Heady stuff for a 39-year-old barely five years out of law school. It shaped her in lasting ways.

 “I almost feel like that job—not being a lawyer—taught me more about being a good lawyer,” she says. “It really helped me hone my craft in terms of being simple and straightforward and figuring out what’s really important and getting down to that.”

Her supervisor at the White House, Tevi Troy, says her ability to write clearly and explain things simply made his job that much easier.

“She’s also incredibly hardworking,” Troy says. “I couldn’t believe the hours she would put in—and this was in the White House, where everyone was putting in long hours.”

When the White House job ended in the summer of 2006, Ho and her husband decided it was time to come back to her home state, and moved to Dallas. He went back to Gibson Dunn, she to Baker Botts. When her husband became solicitor general, the man he replaced, now-Sen. Ted Cruz, recruited her to work at Morgan Lewis, where she co-chairs the firm’s U.S. Supreme Court and appellate practice.

It put her in a position to sit second-chair to Cruz at the Supreme Court, representing home-appliance manufacturer SEB in a patent infringement case in which they won a majority decision. Eight of the justices affirmed the jury’s decision in Global-Tech Appliances Inc. v. SEB S.A. that infringement inducement (leading another party to infringe on an existing patent) had occurred, but the justices noted that the lower court’s standard of proof for this accusation should have been higher—“willful blindness” instead of “deliberate indifference.” In this case, the Supreme Court felt the higher standard had been met. But even though SEB prevailed in its accusation that Global-Tech had caused the infringement on an SEB deep fryer, the decision raised some questions in the patent-law community as attorneys sought to interpret its impact.
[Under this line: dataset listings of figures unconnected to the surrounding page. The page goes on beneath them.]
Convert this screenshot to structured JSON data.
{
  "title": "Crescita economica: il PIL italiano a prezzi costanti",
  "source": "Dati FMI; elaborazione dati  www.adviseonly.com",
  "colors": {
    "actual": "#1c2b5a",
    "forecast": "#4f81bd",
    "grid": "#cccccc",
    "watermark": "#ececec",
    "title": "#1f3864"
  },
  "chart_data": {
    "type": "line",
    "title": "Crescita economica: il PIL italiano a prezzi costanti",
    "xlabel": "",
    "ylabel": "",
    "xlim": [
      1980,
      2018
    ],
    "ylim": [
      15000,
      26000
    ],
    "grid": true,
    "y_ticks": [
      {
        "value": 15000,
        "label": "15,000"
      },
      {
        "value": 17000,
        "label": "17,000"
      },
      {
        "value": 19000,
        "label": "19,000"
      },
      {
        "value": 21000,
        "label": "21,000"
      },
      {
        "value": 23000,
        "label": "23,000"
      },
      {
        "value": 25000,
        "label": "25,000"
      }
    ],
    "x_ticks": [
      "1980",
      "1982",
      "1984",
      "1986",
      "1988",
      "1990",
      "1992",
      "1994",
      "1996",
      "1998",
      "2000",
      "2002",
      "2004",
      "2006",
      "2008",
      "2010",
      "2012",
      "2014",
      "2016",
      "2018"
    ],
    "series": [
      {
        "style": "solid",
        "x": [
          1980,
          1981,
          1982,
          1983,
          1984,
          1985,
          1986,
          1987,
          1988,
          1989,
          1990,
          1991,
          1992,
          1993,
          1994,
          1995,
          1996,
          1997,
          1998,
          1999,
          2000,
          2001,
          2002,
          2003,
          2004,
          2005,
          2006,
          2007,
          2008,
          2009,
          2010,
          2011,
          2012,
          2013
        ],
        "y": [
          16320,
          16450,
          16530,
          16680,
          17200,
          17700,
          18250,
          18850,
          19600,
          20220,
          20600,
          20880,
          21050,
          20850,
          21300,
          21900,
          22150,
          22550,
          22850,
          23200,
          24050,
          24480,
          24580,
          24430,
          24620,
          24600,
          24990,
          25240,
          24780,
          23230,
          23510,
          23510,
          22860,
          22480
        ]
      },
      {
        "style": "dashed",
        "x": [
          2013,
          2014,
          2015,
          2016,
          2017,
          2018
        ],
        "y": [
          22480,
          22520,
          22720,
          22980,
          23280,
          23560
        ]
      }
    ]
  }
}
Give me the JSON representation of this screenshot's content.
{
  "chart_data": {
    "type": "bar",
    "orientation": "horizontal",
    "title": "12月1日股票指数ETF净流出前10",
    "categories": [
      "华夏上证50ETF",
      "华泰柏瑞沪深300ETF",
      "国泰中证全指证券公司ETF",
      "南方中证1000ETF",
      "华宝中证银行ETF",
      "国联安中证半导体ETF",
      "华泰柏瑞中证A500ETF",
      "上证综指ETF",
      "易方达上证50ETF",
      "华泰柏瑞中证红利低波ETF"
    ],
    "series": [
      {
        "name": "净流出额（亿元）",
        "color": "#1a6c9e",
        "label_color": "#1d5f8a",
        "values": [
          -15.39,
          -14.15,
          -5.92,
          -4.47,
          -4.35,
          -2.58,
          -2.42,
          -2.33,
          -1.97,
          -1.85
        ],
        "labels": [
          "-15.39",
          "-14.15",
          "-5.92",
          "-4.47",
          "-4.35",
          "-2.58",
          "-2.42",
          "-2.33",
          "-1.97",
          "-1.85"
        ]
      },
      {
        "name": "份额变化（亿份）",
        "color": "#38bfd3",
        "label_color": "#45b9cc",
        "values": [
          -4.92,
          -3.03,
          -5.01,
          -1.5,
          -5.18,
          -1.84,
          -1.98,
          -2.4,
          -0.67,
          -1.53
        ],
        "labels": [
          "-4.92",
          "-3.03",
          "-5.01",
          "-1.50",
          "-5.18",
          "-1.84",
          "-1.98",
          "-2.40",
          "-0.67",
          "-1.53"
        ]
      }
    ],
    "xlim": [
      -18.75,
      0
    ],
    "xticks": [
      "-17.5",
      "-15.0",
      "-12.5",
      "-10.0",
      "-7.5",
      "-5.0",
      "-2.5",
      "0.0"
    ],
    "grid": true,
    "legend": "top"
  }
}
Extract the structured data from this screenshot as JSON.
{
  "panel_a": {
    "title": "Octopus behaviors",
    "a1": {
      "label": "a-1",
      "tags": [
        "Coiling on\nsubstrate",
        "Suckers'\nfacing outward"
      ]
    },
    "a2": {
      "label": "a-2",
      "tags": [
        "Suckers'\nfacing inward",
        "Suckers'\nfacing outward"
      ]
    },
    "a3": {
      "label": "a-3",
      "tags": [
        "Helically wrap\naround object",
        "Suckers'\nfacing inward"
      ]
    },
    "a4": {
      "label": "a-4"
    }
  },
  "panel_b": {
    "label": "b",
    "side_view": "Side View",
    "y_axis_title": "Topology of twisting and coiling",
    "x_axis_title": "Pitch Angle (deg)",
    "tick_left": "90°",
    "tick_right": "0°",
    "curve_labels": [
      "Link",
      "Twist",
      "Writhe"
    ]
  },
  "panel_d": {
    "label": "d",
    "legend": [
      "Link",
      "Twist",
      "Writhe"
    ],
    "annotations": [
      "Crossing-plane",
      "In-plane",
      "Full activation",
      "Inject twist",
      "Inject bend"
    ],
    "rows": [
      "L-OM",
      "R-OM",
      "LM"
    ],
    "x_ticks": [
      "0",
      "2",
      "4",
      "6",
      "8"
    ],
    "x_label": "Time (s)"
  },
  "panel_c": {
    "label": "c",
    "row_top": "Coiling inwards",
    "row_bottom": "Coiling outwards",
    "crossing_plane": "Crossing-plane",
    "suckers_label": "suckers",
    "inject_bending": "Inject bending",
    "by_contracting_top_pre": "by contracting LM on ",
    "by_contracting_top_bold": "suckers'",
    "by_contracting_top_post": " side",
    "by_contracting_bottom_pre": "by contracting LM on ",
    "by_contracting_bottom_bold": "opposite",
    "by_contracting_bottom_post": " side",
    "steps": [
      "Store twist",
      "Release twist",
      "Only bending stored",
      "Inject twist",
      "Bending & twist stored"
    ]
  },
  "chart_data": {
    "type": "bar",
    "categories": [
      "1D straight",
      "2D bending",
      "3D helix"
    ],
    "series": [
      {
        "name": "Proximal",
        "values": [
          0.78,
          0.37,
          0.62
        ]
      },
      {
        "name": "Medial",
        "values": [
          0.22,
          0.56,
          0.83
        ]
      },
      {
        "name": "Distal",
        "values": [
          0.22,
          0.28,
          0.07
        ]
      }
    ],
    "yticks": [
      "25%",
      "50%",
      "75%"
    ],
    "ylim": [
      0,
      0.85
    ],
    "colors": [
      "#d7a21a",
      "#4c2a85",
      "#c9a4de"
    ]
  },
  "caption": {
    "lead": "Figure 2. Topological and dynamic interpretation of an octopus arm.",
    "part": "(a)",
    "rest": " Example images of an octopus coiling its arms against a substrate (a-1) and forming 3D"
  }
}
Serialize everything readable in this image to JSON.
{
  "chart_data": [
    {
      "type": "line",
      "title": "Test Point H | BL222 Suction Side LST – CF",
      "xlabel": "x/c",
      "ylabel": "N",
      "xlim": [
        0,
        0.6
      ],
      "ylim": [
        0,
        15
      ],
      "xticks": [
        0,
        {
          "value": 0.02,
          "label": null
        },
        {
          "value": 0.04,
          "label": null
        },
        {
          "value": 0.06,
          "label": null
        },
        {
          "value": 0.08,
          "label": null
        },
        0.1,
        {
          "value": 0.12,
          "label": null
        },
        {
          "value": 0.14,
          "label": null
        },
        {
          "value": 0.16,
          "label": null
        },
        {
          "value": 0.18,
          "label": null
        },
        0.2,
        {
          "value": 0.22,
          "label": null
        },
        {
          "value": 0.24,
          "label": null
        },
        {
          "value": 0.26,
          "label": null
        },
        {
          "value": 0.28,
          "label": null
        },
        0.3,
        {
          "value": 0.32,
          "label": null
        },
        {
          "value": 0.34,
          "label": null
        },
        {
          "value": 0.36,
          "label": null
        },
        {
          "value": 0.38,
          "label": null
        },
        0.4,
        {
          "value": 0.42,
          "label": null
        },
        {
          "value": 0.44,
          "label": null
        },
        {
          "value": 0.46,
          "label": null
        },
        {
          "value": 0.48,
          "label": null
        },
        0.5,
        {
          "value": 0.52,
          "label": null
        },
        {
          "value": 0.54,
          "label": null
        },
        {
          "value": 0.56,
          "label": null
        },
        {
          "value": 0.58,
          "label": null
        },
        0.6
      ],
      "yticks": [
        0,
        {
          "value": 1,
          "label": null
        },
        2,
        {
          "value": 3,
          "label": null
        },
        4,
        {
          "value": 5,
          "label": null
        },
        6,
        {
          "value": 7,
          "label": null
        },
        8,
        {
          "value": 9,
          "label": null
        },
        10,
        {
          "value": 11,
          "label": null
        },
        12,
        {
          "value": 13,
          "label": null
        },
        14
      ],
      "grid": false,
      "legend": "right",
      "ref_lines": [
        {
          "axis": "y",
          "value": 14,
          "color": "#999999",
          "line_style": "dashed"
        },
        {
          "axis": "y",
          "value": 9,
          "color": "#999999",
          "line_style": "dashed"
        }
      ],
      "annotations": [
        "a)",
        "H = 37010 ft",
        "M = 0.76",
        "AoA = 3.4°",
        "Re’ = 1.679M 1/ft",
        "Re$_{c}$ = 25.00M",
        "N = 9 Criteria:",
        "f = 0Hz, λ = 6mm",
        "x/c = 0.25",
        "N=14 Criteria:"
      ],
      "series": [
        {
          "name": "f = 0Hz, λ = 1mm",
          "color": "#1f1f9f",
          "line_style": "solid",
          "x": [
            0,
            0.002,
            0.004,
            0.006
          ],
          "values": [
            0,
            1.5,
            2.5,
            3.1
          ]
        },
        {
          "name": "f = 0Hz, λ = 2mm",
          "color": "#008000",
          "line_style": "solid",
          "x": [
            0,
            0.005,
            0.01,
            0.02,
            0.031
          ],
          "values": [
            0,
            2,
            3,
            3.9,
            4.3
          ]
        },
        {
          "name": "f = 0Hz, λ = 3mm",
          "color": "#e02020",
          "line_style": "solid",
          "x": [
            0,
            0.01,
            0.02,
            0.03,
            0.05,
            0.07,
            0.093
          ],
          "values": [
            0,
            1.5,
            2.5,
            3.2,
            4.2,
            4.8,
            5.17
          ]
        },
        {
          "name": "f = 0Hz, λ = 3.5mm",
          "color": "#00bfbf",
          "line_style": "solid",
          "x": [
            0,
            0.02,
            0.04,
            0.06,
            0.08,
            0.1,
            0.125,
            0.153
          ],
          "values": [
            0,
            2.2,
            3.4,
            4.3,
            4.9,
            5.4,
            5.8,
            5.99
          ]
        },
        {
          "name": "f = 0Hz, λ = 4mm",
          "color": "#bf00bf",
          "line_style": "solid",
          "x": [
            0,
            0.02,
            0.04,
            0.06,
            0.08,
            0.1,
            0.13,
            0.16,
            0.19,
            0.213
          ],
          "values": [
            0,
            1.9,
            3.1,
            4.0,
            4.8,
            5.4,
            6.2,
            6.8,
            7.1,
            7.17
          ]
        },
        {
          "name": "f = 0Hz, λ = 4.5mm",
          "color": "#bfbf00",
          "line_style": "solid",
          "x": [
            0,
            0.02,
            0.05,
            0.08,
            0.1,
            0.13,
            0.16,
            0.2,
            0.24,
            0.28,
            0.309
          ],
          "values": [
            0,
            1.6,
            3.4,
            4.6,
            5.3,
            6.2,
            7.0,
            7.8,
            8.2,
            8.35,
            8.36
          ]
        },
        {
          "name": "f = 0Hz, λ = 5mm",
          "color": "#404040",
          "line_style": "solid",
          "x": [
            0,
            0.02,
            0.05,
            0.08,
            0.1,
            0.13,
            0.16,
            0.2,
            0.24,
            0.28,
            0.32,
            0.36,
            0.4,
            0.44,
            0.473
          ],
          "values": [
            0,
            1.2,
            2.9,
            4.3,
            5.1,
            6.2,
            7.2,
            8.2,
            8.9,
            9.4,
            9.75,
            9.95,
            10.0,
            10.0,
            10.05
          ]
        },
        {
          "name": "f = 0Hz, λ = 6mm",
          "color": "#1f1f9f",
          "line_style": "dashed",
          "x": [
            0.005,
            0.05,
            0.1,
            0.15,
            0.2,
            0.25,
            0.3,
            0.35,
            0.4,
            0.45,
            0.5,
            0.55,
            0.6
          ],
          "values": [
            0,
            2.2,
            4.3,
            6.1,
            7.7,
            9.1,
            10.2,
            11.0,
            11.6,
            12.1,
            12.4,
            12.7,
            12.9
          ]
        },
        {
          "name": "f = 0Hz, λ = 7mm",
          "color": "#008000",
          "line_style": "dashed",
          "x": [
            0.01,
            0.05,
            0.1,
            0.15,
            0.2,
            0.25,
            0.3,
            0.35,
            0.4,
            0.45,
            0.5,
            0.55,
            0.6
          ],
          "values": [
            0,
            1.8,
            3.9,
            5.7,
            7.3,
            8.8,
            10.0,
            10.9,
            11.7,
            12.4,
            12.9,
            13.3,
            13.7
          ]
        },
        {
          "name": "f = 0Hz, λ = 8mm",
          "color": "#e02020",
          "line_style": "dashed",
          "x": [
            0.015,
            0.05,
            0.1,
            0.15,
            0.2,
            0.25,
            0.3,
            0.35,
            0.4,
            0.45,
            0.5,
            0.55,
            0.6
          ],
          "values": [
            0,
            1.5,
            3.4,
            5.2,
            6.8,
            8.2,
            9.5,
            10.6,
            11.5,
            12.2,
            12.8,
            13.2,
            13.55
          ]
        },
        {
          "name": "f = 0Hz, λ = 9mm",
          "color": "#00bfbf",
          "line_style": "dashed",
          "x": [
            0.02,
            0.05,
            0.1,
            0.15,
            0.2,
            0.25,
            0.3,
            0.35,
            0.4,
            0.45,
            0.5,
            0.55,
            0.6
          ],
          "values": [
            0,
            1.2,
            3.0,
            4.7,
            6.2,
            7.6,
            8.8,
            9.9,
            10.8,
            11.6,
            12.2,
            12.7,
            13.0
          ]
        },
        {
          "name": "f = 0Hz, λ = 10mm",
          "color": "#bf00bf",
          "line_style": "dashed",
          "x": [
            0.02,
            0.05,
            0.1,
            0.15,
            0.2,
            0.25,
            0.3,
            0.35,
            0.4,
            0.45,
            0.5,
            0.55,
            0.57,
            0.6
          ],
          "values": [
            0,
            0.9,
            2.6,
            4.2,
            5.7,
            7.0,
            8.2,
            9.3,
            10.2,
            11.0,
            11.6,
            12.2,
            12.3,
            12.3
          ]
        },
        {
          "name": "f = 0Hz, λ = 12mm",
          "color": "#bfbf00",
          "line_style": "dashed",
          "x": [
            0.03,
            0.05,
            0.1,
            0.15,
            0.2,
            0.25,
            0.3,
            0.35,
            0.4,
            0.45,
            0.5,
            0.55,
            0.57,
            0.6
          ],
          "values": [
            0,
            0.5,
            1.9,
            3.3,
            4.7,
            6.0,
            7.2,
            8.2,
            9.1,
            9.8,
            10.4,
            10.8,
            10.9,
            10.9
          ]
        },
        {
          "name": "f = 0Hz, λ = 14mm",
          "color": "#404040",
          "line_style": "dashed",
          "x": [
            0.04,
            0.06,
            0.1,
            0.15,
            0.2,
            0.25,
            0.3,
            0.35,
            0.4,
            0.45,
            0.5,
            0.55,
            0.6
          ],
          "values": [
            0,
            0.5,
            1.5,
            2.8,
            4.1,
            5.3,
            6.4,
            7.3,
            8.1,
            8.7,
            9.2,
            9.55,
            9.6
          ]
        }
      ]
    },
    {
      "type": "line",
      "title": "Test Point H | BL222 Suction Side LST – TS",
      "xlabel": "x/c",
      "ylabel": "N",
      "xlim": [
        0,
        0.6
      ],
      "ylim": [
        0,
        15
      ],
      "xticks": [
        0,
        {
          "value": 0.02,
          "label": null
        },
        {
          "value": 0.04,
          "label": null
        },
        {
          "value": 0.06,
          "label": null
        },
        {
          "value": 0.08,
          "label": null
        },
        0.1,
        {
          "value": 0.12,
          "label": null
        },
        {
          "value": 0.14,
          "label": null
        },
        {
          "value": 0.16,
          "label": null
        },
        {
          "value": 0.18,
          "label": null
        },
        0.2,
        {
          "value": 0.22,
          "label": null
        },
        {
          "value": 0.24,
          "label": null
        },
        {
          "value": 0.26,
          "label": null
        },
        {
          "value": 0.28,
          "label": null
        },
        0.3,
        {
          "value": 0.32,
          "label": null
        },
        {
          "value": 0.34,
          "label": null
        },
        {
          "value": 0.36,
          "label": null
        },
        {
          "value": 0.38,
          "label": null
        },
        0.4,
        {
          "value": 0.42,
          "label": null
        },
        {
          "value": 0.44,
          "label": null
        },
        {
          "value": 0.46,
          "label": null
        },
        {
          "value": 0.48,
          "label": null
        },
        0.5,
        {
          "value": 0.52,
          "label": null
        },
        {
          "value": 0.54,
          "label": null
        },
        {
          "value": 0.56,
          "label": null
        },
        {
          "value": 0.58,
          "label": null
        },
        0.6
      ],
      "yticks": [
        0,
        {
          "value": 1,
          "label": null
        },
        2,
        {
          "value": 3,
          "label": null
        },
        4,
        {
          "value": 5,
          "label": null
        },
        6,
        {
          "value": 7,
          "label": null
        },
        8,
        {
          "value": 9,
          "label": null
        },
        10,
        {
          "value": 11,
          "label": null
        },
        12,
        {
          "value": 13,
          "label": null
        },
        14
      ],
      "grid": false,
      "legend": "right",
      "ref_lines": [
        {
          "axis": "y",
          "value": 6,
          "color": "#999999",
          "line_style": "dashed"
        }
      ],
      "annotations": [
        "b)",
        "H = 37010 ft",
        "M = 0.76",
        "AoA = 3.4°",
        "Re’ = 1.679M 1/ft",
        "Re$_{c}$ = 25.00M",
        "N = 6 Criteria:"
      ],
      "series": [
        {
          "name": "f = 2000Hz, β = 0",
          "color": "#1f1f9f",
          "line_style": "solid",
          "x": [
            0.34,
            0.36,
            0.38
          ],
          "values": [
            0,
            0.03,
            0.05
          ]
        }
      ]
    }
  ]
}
Ho is slated to argue her first two cases before the high court next year. She has already served as lead counsel in multiple petitions to the court, including the long-running and closely watched case of Mount Soledad Memorial Association v. Trunk. At issue: the ordered removal of a memorial cross on federal property as a violation of the amendment prohibiting governmental establishment of religion. At press time, Ho, who represents the association seeking to keep the cross in place, was expecting a decision soon on whether the high court would hear the case.

The joy of her job, she says, is in its challenge and its diversity.

“I work on everything from federal procedural issues that arise in a variety of contexts to the First Amendment to the dormant-commerce clause to environmental law to labor and employment law to contract interpretation,” she says. “And that’s last week.”

She laughs. “Next week is a whole new area.”

“One of the things I really love,” says Ho, “about the practice of law is: The reward for eating the most pie is more pie, but if you love pie, it’s great.”